Tırnak altındaki kir abdest ve gusle mani midir?

Tarih: 29.12.2006 - 12:59 | Güncelleme:

Soru Detayı

- Tırnağın altındaki hangi yapılar gusle veya abdeste engel olur; yani tırnağımızı hiç kirletmesek dahi tırnagın altında sarımsı bir tabaka oluşuyor, yani bunu bir şeyle temizlersek varlığını fark edebiliriz, bu gusule engel olur mu?
- Deriye yapışan maddeler ve vücut kirleri abdest ve gusle engel olur mu?

Cevap

Değerli kardeşimiz,

Tırnakları kesmek sünnettir, diyen olduğu gibi vaciptir diyen de olmuştur. Hanefî âlimlerinin kaydettiklerine göre, tırnak ve bıyık gibi bedende kesilmesi matlup olan şeyleri kırk günden fazla bırakmak caiz değildir. Böyle bir müddet ihmal eden kimse cezaya müstehak olur.

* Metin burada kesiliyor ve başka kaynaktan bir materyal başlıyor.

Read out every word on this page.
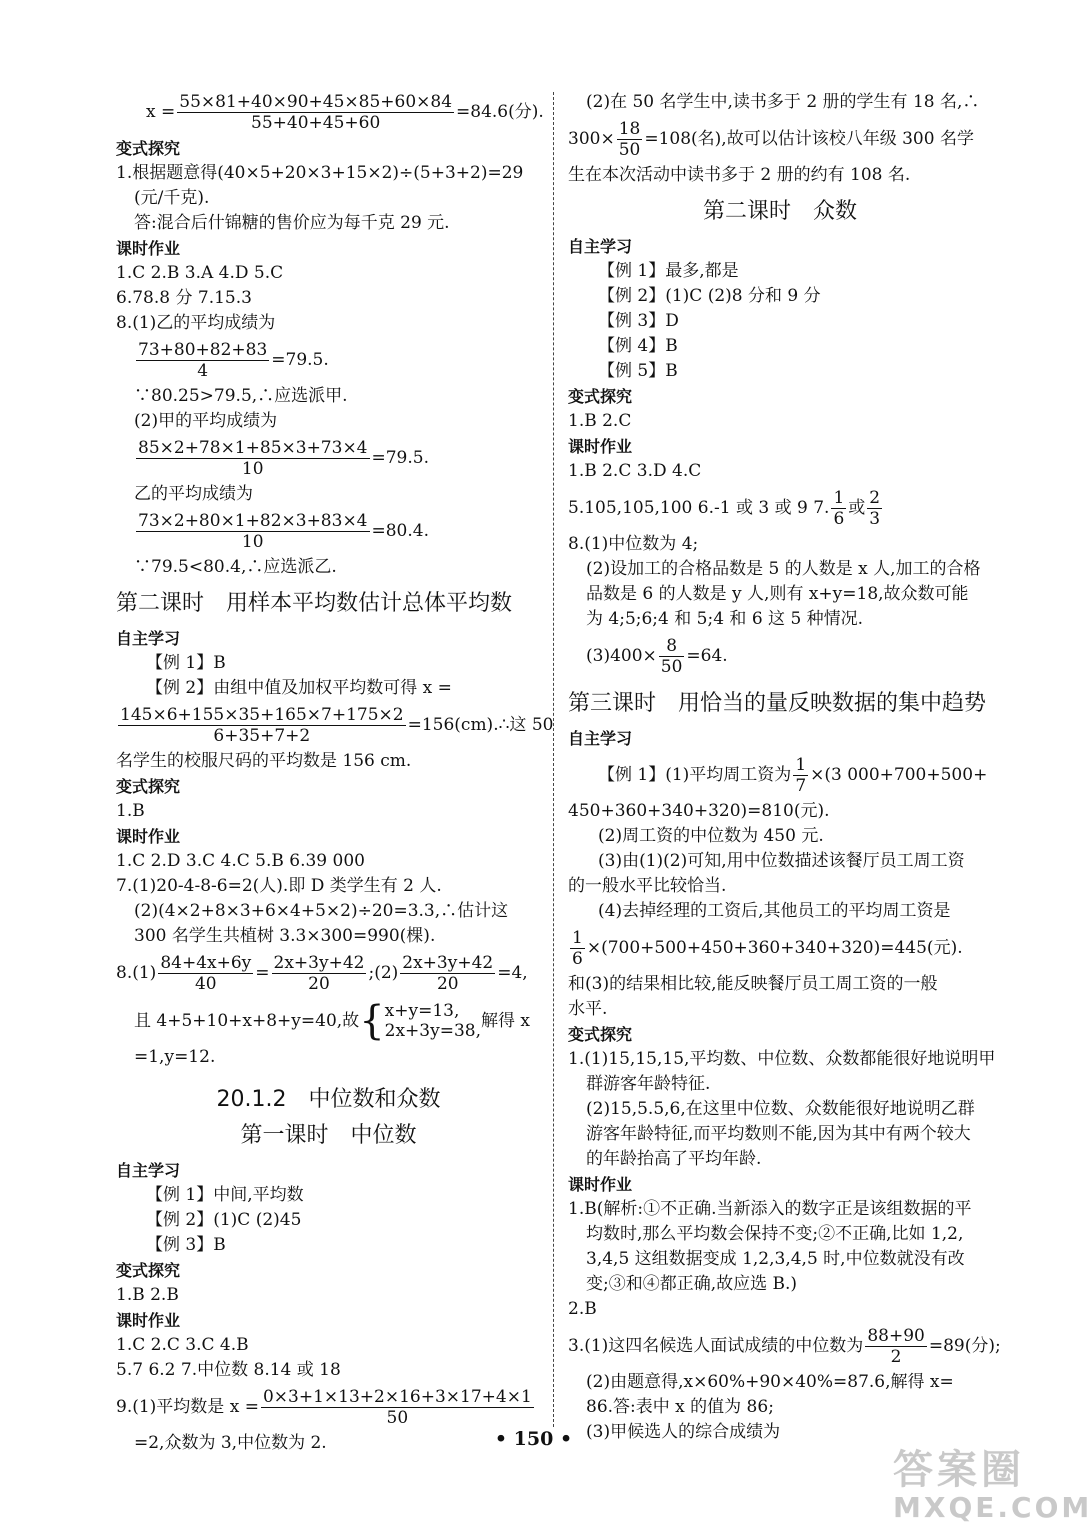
$x = \frac{55\times 81+40\times 90+45\times 85+60\times 84}{55+40+45+60} =84.6$(分).
变式探究
1.根据题意得(40×5+20×3+15×2)÷(5+3+2)=29
(元/千克).
答:混合后什锦糖的售价应为每千克 29 元.
课时作业
1.C 2.B 3.A 4.D 5.C
6.78.8 分 7.15.3
8.(1)乙的平均成绩为
$\frac{73+80+82+83}{4} =79.5$.
∵80.25>79.5,∴应选派甲.
(2)甲的平均成绩为
$\frac{85\times 2+78\times 1+85\times 3+73\times 4}{10} =79.5$.
乙的平均成绩为
$\frac{73\times 2+80\times 1+82\times 3+83\times 4}{10} =80.4$.
∵79.5<80.4,∴应选派乙.
第二课时　用样本平均数估计总体平均数
自主学习
【例 1】B
【例 2】由组中值及加权平均数可得 x =
$\frac{145\times 6+155\times 35+165\times 7+175\times 2}{6+35+7+2}$ =156(cm).∴这 50
名学生的校服尺码的平均数是 156 cm.
变式探究
1.B
课时作业
1.C 2.D 3.C 4.C 5.B 6.39 000
7.(1)20-4-8-6=2(人).即 D 类学生有 2 人.
(2)(4×2+8×3+6×4+5×2)÷20=3.3,∴估计这
300 名学生共植树 3.3×300=990(棵).
$8.(1) \frac{84+4x+6y}{40} = \frac{2x+3y+42}{20}$ ;(2) $\frac{2x+3y+42}{20} =4$,
且 4+5+10+x+8+y=40,故 { x+y=13,
2x+3y=38,
解得 x
=1,y=12.
20.1.2　中位数和众数
第一课时　中位数
自主学习
【例 1】中间,平均数
【例 2】(1)C (2)45
【例 3】B
变式探究
1.B 2.B
课时作业
1.C 2.C 3.C 4.B
5.7 6.2 7.中位数 8.14 或 18
9.(1)平均数是 $x = \frac{0\times 3+1\times 13+2\times 16+3\times 17+4\times 1}{50}$
=2,众数为 3,中位数为 2.
(2)在 50 名学生中,读书多于 2 册的学生有 18 名,∴
$300\times \frac{18}{50} =108$(名),故可以估计该校八年级 300 名学
生在本次活动中读书多于 2 册的约有 108 名.
第二课时　众数
自主学习
【例 1】最多,都是
【例 2】(1)C (2)8 分和 9 分
【例 3】D
【例 4】B
【例 5】B
变式探究
1.B 2.C
课时作业
1.B 2.C 3.D 4.C
5.105,105,100 6.-1 或 3 或 9 7. $\frac{1}{6}$ 或 $\frac{2}{3}$
8.(1)中位数为 4;
(2)设加工的合格品数是 5 的人数是 x 人,加工的合格
品数是 6 的人数是 y 人,则有 x+y=18,故众数可能
为 4;5;6;4 和 5;4 和 6 这 5 种情况.
$(3)400\times \frac{8}{50} =64$.
第三课时　用恰当的量反映数据的集中趋势
自主学习
【例 1】(1)平均周工资为 $\frac{1}{7} \times(3$ 000+700+500+
450+360+340+320)=810(元).
(2)周工资的中位数为 450 元.
(3)由(1)(2)可知,用中位数描述该餐厅员工周工资
的一般水平比较恰当.
(4)去掉经理的工资后,其他员工的平均周工资是
$\frac{1}{6} \times(700+500+450+360+340+320)=445$(元).
和(3)的结果相比较,能反映餐厅员工周工资的一般
水平.
变式探究
1.(1)15,15,15,平均数、中位数、众数都能很好地说明甲
群游客年龄特征.
(2)15,5.5,6,在这里中位数、众数能很好地说明乙群
游客年龄特征,而平均数则不能,因为其中有两个较大
的年龄抬高了平均年龄.
课时作业
1.B(解析:①不正确.当新添入的数字正是该组数据的平
均数时,那么平均数会保持不变;②不正确,比如 1,2,
3,4,5 这组数据变成 1,2,3,4,5 时,中位数就没有改
变;③和④都正确,故应选 B.)
2.B
3.(1)这四名候选人面试成绩的中位数为 $\frac{88+90}{2} =89$(分);
(2)由题意得,x×60%+90×40%=87.6,解得 x=
86.答:表中 x 的值为 86;
(3)甲候选人的综合成绩为
• 150 •
答案圈
MXQE.COM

Şafiî alimlerinin görüşlerine göre de tırnak ve benzeri şeyleri kesmek sünnettir, vacip değildir.

Kesilmesi ister vacip ister sünnet olsun, tırnak altında kir ve toprağın bulunması namaz abdestinin ve gusül abdestinin sıhhatine engel değildir.

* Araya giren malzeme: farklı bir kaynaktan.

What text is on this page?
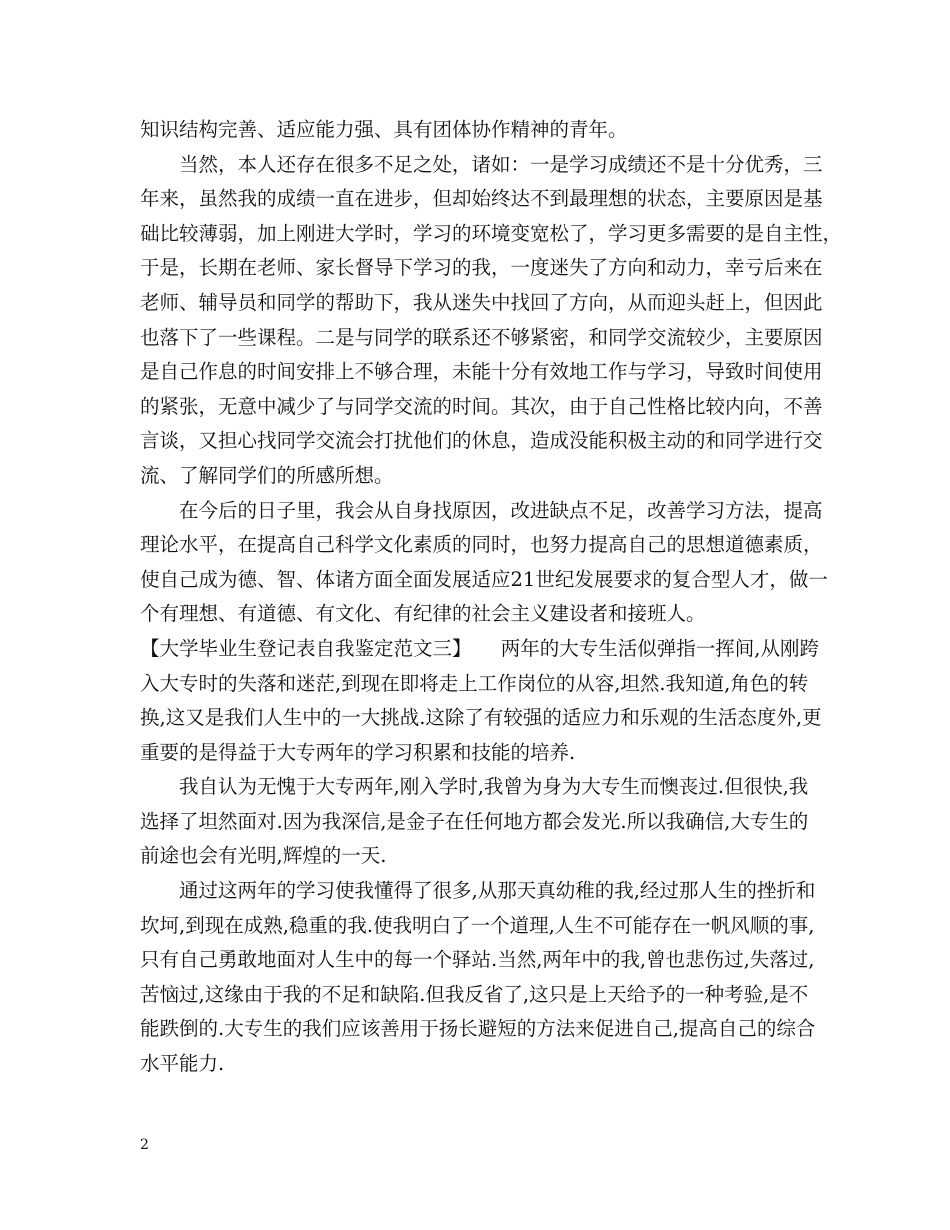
知识结构完善、适应能力强、具有团体协作精神的青年。
　　当然，本人还存在很多不足之处，诸如：一是学习成绩还不是十分优秀，三
年来，虽然我的成绩一直在进步，但却始终达不到最理想的状态，主要原因是基
础比较薄弱，加上刚进大学时，学习的环境变宽松了，学习更多需要的是自主性，
于是，长期在老师、家长督导下学习的我，一度迷失了方向和动力，幸亏后来在
老师、辅导员和同学的帮助下，我从迷失中找回了方向，从而迎头赶上，但因此
也落下了一些课程。二是与同学的联系还不够紧密，和同学交流较少，主要原因
是自己作息的时间安排上不够合理，未能十分有效地工作与学习，导致时间使用
的紧张，无意中减少了与同学交流的时间。其次，由于自己性格比较内向，不善
言谈，又担心找同学交流会打扰他们的休息，造成没能积极主动的和同学进行交
流、了解同学们的所感所想。
　　在今后的日子里，我会从自身找原因，改进缺点不足，改善学习方法，提高
理论水平，在提高自己科学文化素质的同时，也努力提高自己的思想道德素质，
使自己成为德、智、体诸方面全面发展适应21世纪发展要求的复合型人才，做一
个有理想、有道德、有文化、有纪律的社会主义建设者和接班人。
【大学毕业生登记表自我鉴定范文三】　　两年的大专生活似弹指一挥间,从刚跨
入大专时的失落和迷茫,到现在即将走上工作岗位的从容,坦然.我知道,角色的转
换,这又是我们人生中的一大挑战.这除了有较强的适应力和乐观的生活态度外,更
重要的是得益于大专两年的学习积累和技能的培养.
　　我自认为无愧于大专两年,刚入学时,我曾为身为大专生而懊丧过.但很快,我
选择了坦然面对.因为我深信,是金子在任何地方都会发光.所以我确信,大专生的
前途也会有光明,辉煌的一天.
　　通过这两年的学习使我懂得了很多,从那天真幼稚的我,经过那人生的挫折和
坎坷,到现在成熟,稳重的我.使我明白了一个道理,人生不可能存在一帆风顺的事,
只有自己勇敢地面对人生中的每一个驿站.当然,两年中的我,曾也悲伤过,失落过,
苦恼过,这缘由于我的不足和缺陷.但我反省了,这只是上天给予的一种考验,是不
能跌倒的.大专生的我们应该善用于扬长避短的方法来促进自己,提高自己的综合
水平能力.
2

Yalnız hamur, mum ve benzeri bir şey olursa bunların temizlenmesi gerekir.

Peygamber Efendimiz (asm), tırnakların kesilmesini emreder, ama namazın iadesini emretmezdi. Tırnakların altındaki kir abdestin ve guslün sıhhatine engel olsaydı, mutlaka o halde kılınan namazın yeniden kılınmasını emredecekti.

- Deriye yapışan maddeler ve vücut kirleri abdest ve gusle engel olur mu?

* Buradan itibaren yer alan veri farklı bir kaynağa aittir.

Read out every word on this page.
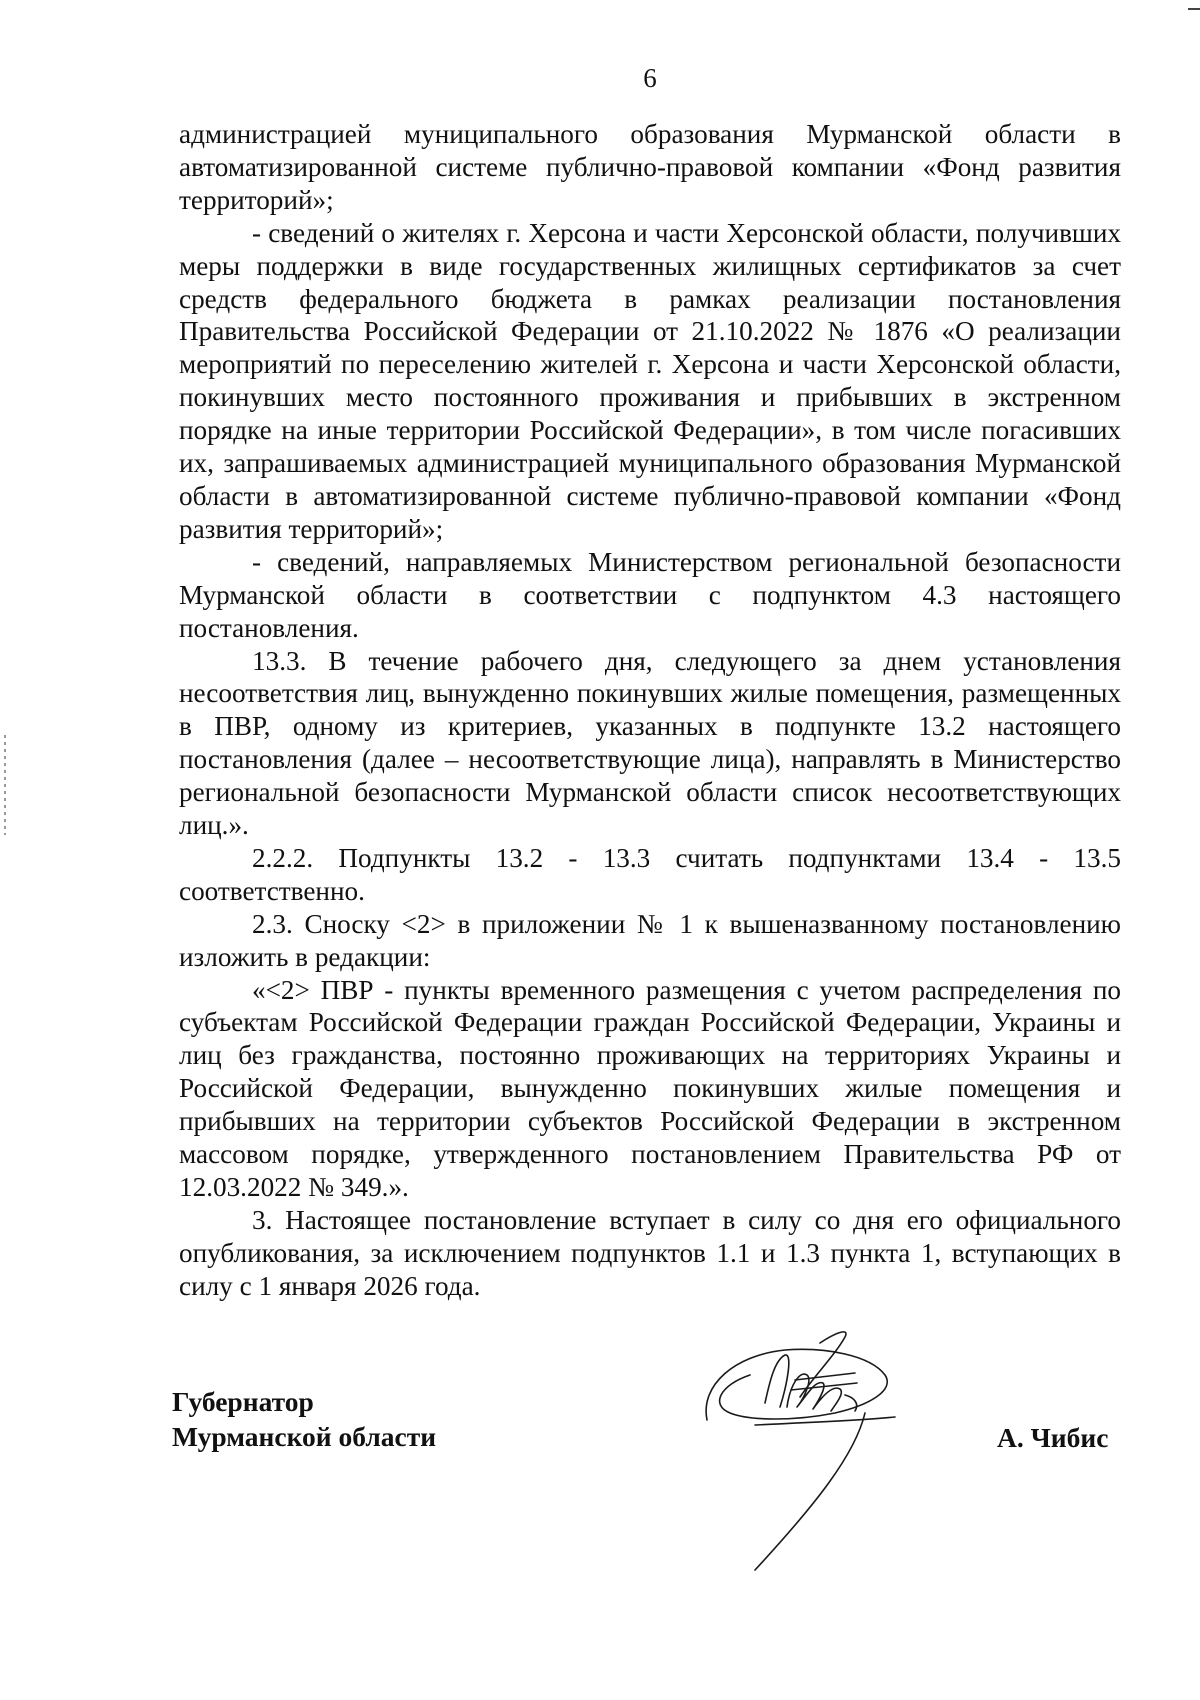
6

администрацией муниципального образования Мурманской области в автоматизированной системе публично-правовой компании «Фонд развития территорий»;

- сведений о жителях г. Херсона и части Херсонской области, получивших меры поддержки в виде государственных жилищных сертификатов за счет средств федерального бюджета в рамках реализации постановления Правительства Российской Федерации от 21.10.2022 № 1876 «О реализации мероприятий по переселению жителей г. Херсона и части Херсонской области, покинувших место постоянного проживания и прибывших в экстренном порядке на иные территории Российской Федерации», в том числе погасивших их, запрашиваемых администрацией муниципального образования Мурманской области в автоматизированной системе публично-правовой компании «Фонд развития территорий»;

- сведений, направляемых Министерством региональной безопасности Мурманской области в соответствии с подпунктом 4.3 настоящего постановления.

13.3. В течение рабочего дня, следующего за днем установления несоответствия лиц, вынужденно покинувших жилые помещения, размещенных в ПВР, одному из критериев, указанных в подпункте 13.2 настоящего постановления (далее – несоответствующие лица), направлять в Министерство региональной безопасности Мурманской области список несоответствующих лиц.».

2.2.2. Подпункты 13.2 - 13.3 считать подпунктами 13.4 - 13.5 соответственно.

2.3. Сноску <2> в приложении № 1 к вышеназванному постановлению изложить в редакции:

«<2> ПВР - пункты временного размещения с учетом распределения по субъектам Российской Федерации граждан Российской Федерации, Украины и лиц без гражданства, постоянно проживающих на территориях Украины и Российской Федерации, вынужденно покинувших жилые помещения и прибывших на территории субъектов Российской Федерации в экстренном массовом порядке, утвержденного постановлением Правительства РФ от 12.03.2022 № 349.».

3. Настоящее постановление вступает в силу со дня его официального опубликования, за исключением подпунктов 1.1 и 1.3 пункта 1, вступающих в силу с 1 января 2026 года.

Губернатор
Мурманской области	А. Чибис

Abdest konusunda olduğu gibi, gusülde de suyun deriye geçmesine engel olan maddeler önceden giderilmelidir. Aksi halde yapılan guslü yerine gelmemiş olur.

Örneğin, tırnak üzerinde kuruyup kalan hamur, sürülen oje ve benzeri maddeler, suyun alta geçmesine engel teşkil eder. Gusülden önce bunların giderilmesi gerekir. Yağlı boya niteliğinde olmayan normal kir, suyun geçmesini engellemez. Sabunsuz su ile yıkanan bir organda hâlâ kirin izine rastlanıyorsa, bu guslün yerine gelmesine engel sayılmamıştır. Çünkü su deriye nüfuz etmiştir. Ancak sünnete uygun olanı, bu tür kirleri iyice yıkadıktan sonra gusletmektir. Bu konuda şehirli ile köylü aynıdır.

Tırnak aralarına giren çamur, toprak da böyledir. Derici ve boyacının tırnaklarına ve tırnak altlarına bulaşan boya ve benzeri şeyler, suyun geçmesini engellerse de, ilim adamlarının çoğu bunda zorluk bulunduğunu dikkate alarak cevaz vermişlerdir. O halde bu konuda da zaruri (kaçınılması çok zor) halleri genel hükmün dışında tutmak gerekir. Çünkü Şer'î kaidelerde bu kapıyı açık tutmuştur.

Ama deriye yapışan balık pulu, çiğnenmiş ekmek parçası kuruyup suyun geçmesini engelliyorsa, o takdirde bunları gidermek lâzımdır. Çünkü bunlardan kaçınmak mümkündür, zarurî bir durum mevcut değildir.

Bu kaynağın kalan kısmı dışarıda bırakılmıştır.